Not sure how I should review this book. On the one hand, it was well-written enough and addictive enough to cause me to lose all self-control and read it every free moment until I finished it. On the other, the aftertaste it left me with was mostly bleak, modern, meaningless, the impression of a world surrounded by mean people.

Besides that it was on sale at Costco, I bought it because it’s about the author of a famous mystery series and how her books were entangled with her real life. She had taken a very dear friend and made him into a character in one of her books – the murderer, in fact – and now his daughter is wondering why. The resolution isn’t as satisfying as an Agatha Christie would be, but it is realistic, true to human nature. And after all, Wit’s End is not a murder mystery and doesn’t claim to be.

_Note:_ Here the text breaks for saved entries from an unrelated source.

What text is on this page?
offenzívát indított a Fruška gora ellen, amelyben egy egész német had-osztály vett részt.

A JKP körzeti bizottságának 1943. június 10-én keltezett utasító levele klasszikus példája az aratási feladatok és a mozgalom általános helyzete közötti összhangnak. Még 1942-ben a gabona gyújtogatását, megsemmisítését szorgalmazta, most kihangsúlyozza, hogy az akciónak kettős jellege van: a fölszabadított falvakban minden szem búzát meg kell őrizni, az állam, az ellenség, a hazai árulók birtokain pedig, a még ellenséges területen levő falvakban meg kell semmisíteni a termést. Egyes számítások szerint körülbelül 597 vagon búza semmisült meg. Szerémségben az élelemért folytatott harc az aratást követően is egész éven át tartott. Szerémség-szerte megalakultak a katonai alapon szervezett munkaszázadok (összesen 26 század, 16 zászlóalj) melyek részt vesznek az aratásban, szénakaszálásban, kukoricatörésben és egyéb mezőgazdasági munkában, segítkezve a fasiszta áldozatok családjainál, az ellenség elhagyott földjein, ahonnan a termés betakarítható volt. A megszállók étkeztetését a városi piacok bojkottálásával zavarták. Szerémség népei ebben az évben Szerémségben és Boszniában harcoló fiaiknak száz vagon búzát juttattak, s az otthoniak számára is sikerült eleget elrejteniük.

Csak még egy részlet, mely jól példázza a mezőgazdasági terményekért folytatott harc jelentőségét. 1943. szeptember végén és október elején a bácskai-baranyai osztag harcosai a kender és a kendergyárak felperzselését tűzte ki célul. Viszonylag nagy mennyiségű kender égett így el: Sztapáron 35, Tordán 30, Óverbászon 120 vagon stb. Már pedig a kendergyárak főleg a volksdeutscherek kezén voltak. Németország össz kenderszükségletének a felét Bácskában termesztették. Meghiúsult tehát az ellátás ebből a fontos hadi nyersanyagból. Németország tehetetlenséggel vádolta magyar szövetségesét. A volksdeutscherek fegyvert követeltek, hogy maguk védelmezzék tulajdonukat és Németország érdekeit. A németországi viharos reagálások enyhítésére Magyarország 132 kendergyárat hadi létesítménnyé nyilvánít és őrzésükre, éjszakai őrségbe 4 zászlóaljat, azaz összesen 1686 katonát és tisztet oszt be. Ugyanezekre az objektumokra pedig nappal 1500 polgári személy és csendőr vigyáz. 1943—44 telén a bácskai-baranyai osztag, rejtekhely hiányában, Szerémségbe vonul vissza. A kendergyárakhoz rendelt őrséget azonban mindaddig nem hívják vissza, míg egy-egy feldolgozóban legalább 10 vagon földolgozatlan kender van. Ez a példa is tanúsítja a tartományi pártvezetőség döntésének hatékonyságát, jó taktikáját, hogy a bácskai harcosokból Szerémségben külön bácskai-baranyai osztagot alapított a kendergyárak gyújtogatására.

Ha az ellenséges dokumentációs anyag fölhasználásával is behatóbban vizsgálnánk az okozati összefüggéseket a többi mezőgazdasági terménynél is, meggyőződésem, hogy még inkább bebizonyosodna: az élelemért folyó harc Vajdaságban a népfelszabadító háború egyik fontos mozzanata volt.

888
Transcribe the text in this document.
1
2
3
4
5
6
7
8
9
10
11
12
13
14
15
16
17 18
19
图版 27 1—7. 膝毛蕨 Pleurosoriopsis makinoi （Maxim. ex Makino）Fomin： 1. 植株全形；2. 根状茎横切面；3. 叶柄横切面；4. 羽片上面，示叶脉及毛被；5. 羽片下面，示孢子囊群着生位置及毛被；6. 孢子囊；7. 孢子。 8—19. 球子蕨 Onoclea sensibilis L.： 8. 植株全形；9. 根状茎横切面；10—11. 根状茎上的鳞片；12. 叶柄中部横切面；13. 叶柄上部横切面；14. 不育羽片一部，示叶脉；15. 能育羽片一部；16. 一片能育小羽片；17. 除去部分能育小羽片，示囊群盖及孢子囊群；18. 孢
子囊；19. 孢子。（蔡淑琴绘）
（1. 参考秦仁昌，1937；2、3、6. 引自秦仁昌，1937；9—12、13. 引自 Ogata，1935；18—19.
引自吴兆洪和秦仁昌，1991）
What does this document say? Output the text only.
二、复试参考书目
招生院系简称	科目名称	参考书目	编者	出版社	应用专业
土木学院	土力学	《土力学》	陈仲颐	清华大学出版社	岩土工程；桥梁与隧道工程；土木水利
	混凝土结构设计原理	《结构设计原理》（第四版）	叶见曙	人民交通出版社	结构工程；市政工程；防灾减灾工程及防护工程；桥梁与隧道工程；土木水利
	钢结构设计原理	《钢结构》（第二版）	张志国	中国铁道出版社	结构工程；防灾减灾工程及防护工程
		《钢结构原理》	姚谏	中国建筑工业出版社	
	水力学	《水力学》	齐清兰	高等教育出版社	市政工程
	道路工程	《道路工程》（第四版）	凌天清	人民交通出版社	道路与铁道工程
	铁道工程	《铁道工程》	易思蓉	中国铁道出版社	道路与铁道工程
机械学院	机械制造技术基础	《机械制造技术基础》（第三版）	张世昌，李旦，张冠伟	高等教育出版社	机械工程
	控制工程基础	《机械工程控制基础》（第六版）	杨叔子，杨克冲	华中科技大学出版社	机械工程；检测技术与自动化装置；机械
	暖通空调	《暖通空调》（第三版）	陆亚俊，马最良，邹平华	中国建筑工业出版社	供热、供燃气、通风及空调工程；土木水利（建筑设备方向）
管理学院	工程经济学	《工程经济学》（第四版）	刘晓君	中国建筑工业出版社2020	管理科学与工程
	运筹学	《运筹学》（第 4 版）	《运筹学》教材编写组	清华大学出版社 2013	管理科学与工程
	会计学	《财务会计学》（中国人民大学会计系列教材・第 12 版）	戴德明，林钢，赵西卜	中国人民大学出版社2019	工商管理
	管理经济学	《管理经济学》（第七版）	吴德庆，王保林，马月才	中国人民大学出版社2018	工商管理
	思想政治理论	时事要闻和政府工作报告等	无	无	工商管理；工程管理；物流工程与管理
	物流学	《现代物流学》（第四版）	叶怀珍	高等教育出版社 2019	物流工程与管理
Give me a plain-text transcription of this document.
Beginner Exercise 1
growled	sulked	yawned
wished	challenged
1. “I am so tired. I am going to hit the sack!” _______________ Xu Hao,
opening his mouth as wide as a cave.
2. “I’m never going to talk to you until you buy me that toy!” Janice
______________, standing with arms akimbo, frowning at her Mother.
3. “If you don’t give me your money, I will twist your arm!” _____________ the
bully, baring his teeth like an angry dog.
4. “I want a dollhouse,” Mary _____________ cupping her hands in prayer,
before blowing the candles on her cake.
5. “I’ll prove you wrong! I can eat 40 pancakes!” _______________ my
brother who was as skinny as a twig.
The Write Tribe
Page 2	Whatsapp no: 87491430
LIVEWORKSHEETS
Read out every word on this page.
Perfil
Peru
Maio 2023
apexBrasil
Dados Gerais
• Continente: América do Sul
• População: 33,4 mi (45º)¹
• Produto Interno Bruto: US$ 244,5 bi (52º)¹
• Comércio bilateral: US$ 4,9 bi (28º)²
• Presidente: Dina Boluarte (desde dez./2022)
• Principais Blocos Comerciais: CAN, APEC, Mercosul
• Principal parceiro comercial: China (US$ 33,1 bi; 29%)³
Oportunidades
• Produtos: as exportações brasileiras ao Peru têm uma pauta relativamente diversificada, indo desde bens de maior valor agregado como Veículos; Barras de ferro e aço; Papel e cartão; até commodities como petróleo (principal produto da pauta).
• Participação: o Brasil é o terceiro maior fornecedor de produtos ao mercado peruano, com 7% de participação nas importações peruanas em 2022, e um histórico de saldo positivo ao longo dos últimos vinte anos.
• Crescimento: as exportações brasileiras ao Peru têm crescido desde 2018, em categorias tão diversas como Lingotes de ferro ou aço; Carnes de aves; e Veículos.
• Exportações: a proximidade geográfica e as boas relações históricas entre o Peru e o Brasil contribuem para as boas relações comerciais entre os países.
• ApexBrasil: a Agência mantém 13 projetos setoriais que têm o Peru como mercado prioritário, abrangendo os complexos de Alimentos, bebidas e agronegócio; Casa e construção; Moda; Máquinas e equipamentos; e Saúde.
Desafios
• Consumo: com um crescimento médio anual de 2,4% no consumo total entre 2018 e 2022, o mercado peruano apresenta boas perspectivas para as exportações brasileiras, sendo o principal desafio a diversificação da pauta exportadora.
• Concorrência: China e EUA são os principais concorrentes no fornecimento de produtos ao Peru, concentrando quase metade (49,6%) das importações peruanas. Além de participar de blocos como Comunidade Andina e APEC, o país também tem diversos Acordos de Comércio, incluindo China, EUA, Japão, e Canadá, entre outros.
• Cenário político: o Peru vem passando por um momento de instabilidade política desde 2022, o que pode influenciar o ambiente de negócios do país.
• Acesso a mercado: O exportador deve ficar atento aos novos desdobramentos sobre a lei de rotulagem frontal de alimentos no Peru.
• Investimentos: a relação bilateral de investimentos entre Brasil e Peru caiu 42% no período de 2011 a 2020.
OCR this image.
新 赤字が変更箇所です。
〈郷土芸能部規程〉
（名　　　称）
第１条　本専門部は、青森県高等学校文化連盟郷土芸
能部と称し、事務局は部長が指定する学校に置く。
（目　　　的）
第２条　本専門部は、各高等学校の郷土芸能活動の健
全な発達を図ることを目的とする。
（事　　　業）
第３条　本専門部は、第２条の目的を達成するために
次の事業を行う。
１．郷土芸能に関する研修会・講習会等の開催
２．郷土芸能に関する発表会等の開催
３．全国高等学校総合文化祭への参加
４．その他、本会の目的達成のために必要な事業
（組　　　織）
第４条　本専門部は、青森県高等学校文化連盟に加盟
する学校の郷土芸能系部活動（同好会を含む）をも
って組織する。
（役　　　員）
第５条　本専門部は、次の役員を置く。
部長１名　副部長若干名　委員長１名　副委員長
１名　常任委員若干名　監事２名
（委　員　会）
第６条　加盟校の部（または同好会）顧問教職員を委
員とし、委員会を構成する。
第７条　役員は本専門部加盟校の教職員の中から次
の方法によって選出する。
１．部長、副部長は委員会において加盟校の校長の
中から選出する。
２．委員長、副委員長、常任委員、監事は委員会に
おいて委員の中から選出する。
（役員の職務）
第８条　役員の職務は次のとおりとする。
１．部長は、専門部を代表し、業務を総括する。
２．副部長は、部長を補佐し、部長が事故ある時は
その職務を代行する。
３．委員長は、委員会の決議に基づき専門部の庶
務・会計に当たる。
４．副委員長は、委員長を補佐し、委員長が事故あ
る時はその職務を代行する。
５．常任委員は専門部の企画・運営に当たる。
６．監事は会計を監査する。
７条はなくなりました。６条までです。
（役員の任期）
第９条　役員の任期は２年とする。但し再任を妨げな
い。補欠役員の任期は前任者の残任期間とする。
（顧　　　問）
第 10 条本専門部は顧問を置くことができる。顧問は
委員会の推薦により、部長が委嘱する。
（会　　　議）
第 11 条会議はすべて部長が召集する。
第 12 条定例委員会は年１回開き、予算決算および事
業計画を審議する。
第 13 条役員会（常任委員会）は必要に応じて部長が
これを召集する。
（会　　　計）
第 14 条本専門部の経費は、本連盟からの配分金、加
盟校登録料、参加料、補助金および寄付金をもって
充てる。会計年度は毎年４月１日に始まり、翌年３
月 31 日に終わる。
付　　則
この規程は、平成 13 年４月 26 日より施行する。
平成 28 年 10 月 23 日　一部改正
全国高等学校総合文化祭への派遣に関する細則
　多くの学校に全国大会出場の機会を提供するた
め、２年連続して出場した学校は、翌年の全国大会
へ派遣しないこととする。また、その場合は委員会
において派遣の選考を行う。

I liked that the novel is interspersed with excerpts from the (fictional) book in question … and reading these helps you unravel what is going on in the novel. I didn’t like that the excerpts are written in the exact same style as the overall narrative. (Someone else noticed that too. Click here for his also-mixed review.)

The blurbs on the book say things like, “Fowler’s subtle humor glides across these pages.” True. There are lots of clever turns of phrase and a few truly funny moments. However, often it seems that you can see the author is trying to be clever. The chuckles don’t seem to arise as serendipitously as they do in an Alexander McCall Smith. Anyone who thinks Wit’s End is funny ought to read his No. 1 Ladies’ Dective Agency series or his Portugese Irregular Verbs series.

Perhaps the bad aftertaste simply came from the fact that the book is set in modern Santa Cruz, California, with all the social and spiritual bleakness that implies. Sample incident: the herione is reluctantly invited to hang out at a bar with people ten years younger than herself. She goes (reluctantly), gets drunk, and ends up bawling when something reminds her of a loved one she lost. After going home, she gets on the Internet, and finds that one of her drinking buddies has already described this humilitating incident on a blog and made some additional catty comments about her.

Another part of the bad taste, perhaps, was that cults, particularly white supremacist ones, figure big in both the plot of the book and the plots of the fictional books-within-the-book. Cults are unpleasant to think about, and when presented in isolation, instantly create a bad impression of all organized religion.

So that’s it. My takeaway impression is that the book is dark, ironic, and somehow a bit shallow … but to be fair I have to note that it is very addictive, and very true to how people behave in this dark, ironic, somewhat shallow society. According to the review I link to above, The Jane Austen Book Club is much better.